Maybe monad in ocaml

This is code i recovered from rosetta code. I do not fully understand it,

OCaml

The Option module already has our bind and return operations. If we wanted to redefine them :

let bind opt func = match opt with
  | Some x -> func x
  | None -> None
 
let return x = Some x

To easily manipulate bind, we can use infix operators and let pruning :

let (-->) = bind
let (let*) = bind
 
let print_str_opt x = 
  Format.printf "%s" (Option.value ~default:"None" x)

Example:

let safe_div x y = if y = 0.0 then None else return (x /. y)
let safe_root x = if x < 0.0 then None else return (sqrt x)
let safe_str x = return (Format.sprintf "%#f" x)
 
(* Version 1 : explicit calls *)
let () =
  let v = bind (bind (safe_div 5. 3.) safe_root) safe_str in
  print_str_opt v
 
(* Version 2 : with an operator *)
let () =
  let v = safe_div 5. 3. --> safe_root --> safe_str in
  print_str_opt v
 
(* Version 3 : let pruning really shine when inlining functions *)
let () =
  let v = 
    let* x = safe_div 5. 3. in
    let* y = if x < 0.0 then None else return (sqrt x) in
    return (Format.sprintf "%#f" y)
  in print_str_opt v

I’m not sure how to help you without knowing what exactly is unclear to you. Is it the option monad or the (let*)? The syntax of let operators is defined in the manual.

Since you called it “Maybe monad”, I assume you’re looking at OCaml’s parallel to Haskell’s. So let’s go at this step-by-step…

first of all the data type:

data Maybe a = Nothing | Just a

is the same as OCaml’s option, already defined in stdlib

type 'a option = None | Some of 'a

second of all, the monad interface:

class Monad m where
  (>>=) :: m a -> (a -> m b) -> m b
  return :: a -> m a

which can be defined as an OCaml module-type

module type Monad = sig
  type 'a m
  val (>>=) : 'a m -> ('a -> 'b m) -> 'b m
  val return : 'a -> 'a m
end

third of all, the implementation (there are sugars here that I skipped):

instance Monad Maybe where
  (>>=) m f = case m of
    Nothing -> Nothing
    Just x -> f x
  return x = Just x

which we can translate to OCaml

module Option_monad : Monad = struct
  type 'a m = 'a option
  let (>>=) m f = match m with
    | Some x -> f x
    | None -> None
  let return x = Some x
end

OCaml’s Option module has return under a different name: some, and (>>=) under a function name not an operator: bind.

fourth of all, notation… In Haskell, your sugar is the do-notation:

nine :: Maybe Int
nine = do
  x <- return 4
  return (5 + x)

while in OCaml, your sugar is the let-operators

module Option_monad_sugar = struct
  let (let*) = Option_monad.(>>=) (* or Option.bind *)
  let return = Option_monad.return (* or Option.some *)
end
let nine = Option_monad_sugar.(
  let* x = return 4 in
  return (5 + x)
)

notice that what a “monad” is from a programming perspective is just an interface with implied discipline (Haskell does not prove that every instance follows that discipline, but you should)…
That discipline is that every instance of Monad should follow three rules (in pseudo-ocaml, with ≡ meaning equivalence):

forall m, f, g, x:
(* 1 *) m >>= return    ≡ m
(* 2 *) return x >>= f  ≡ f x
(* 3 *) (m >>= f) >>= g ≡ m >>= (fun x -> f x >>= g)

if your implementation of the Monad interface holds all these rules true, it’s considered “monadic”.
Try to write assertions in actual OCaml with the Option_monad implementation to see if it’s monadic.

fifth of all, what all this means…

You’re free to use OCaml’s option or Haskell’s Maybe without paying any attention to the Monad interface, and still write safe software that can express a “null” value.
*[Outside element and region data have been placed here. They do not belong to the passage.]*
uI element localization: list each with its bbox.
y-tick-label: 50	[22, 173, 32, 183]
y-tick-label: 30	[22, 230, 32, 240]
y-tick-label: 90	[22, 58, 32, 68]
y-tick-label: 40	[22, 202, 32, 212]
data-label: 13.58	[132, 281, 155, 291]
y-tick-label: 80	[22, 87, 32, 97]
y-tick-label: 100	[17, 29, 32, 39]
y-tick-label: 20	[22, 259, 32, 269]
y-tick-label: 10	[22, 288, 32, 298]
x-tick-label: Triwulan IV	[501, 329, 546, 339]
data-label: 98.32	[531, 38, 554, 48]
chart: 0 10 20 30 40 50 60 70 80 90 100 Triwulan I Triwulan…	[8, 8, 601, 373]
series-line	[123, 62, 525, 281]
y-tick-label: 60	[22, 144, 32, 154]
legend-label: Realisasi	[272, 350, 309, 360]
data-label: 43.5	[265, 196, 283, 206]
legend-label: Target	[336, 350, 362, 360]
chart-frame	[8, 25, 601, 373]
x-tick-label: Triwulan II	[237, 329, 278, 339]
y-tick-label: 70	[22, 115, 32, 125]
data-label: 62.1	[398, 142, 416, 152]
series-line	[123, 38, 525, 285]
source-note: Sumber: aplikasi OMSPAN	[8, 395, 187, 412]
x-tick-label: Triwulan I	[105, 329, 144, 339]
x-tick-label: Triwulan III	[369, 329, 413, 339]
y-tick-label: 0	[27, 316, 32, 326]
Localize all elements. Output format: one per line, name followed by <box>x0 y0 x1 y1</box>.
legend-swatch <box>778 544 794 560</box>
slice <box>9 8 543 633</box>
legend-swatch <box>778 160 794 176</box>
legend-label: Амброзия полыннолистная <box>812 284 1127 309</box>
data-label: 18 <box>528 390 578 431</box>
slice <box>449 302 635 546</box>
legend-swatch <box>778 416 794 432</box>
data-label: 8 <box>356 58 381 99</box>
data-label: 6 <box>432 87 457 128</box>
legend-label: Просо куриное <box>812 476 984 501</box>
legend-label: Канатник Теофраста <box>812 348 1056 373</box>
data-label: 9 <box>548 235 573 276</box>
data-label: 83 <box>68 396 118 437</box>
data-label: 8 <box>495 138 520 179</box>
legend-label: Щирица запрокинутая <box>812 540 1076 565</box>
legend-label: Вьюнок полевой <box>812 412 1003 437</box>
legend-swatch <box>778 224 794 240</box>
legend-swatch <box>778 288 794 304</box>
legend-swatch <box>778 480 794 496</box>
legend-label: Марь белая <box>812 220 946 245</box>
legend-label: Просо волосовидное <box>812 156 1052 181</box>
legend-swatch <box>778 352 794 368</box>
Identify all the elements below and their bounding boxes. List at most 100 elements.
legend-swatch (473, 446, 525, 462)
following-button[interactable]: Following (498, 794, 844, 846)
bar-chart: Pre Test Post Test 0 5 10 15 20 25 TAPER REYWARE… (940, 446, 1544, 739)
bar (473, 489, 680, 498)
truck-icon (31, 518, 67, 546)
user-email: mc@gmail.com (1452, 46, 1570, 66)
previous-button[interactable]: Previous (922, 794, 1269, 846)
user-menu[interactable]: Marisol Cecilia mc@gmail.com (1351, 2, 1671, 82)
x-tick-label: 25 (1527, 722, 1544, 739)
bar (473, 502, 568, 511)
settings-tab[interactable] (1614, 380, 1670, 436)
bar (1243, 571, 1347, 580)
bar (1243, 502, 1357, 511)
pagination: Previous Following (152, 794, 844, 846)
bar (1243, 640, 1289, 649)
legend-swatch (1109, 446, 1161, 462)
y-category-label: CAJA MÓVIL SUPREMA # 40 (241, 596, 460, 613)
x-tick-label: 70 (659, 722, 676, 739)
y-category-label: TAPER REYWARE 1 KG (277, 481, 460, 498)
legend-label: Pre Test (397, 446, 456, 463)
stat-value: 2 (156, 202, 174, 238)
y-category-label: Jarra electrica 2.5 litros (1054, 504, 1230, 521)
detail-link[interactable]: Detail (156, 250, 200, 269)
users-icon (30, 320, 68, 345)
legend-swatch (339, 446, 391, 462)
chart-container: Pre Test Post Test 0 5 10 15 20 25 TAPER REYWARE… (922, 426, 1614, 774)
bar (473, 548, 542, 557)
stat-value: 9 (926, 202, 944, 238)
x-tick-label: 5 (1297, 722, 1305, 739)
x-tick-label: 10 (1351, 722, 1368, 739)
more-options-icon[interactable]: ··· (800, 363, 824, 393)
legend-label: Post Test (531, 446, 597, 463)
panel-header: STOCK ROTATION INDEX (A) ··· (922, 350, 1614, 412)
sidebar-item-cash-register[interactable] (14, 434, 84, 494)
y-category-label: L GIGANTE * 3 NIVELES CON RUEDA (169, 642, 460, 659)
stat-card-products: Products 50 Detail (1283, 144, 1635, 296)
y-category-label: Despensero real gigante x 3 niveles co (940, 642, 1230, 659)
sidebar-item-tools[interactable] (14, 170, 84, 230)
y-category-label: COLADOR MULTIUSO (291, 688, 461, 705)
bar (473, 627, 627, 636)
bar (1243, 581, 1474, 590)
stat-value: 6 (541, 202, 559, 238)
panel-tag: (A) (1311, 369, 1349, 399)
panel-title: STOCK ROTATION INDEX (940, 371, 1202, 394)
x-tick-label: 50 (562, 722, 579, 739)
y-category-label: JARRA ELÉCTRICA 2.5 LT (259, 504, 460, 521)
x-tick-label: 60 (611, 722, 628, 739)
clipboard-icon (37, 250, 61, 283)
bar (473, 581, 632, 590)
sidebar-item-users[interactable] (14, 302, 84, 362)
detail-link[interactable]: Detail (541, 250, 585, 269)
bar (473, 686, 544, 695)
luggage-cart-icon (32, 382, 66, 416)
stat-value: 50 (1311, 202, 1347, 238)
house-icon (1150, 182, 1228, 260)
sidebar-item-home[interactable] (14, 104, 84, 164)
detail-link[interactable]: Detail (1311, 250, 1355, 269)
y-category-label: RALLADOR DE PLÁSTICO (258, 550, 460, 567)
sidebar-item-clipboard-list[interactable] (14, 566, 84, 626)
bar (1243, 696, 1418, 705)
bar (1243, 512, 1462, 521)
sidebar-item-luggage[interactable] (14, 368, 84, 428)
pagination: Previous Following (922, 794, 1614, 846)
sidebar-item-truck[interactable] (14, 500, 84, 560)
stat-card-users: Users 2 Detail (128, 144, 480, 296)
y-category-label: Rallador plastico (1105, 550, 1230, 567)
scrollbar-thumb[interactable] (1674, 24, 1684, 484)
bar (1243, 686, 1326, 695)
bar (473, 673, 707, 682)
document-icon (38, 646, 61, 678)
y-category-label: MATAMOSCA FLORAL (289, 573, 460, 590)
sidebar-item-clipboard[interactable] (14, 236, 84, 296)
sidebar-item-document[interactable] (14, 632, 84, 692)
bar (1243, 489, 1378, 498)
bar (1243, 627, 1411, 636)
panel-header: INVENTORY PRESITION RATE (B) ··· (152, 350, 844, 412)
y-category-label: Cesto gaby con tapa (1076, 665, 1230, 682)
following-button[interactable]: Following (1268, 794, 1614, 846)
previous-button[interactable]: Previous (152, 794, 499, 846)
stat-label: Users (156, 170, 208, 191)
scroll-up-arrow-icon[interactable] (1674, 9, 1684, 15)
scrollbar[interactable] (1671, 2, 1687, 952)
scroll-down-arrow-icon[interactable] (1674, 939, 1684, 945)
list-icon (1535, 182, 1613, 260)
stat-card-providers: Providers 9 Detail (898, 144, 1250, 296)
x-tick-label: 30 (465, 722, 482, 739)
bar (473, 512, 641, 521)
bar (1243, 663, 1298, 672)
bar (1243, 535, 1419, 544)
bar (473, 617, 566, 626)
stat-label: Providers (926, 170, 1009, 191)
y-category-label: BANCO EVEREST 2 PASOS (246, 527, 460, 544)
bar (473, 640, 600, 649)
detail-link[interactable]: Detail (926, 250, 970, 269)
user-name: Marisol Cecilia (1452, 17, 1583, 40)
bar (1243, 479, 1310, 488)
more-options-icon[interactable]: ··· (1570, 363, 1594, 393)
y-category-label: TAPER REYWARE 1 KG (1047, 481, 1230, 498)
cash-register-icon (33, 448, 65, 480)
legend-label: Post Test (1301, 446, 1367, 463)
What the interface offers you is what any other interface offers you: a way to write functions that do not care about the actual implementation being Option, or MyCoolModule. What giving it a mathematical name like “Monad” does is just attach implications from such field (the three rules) which you can use to your advantage or ignore.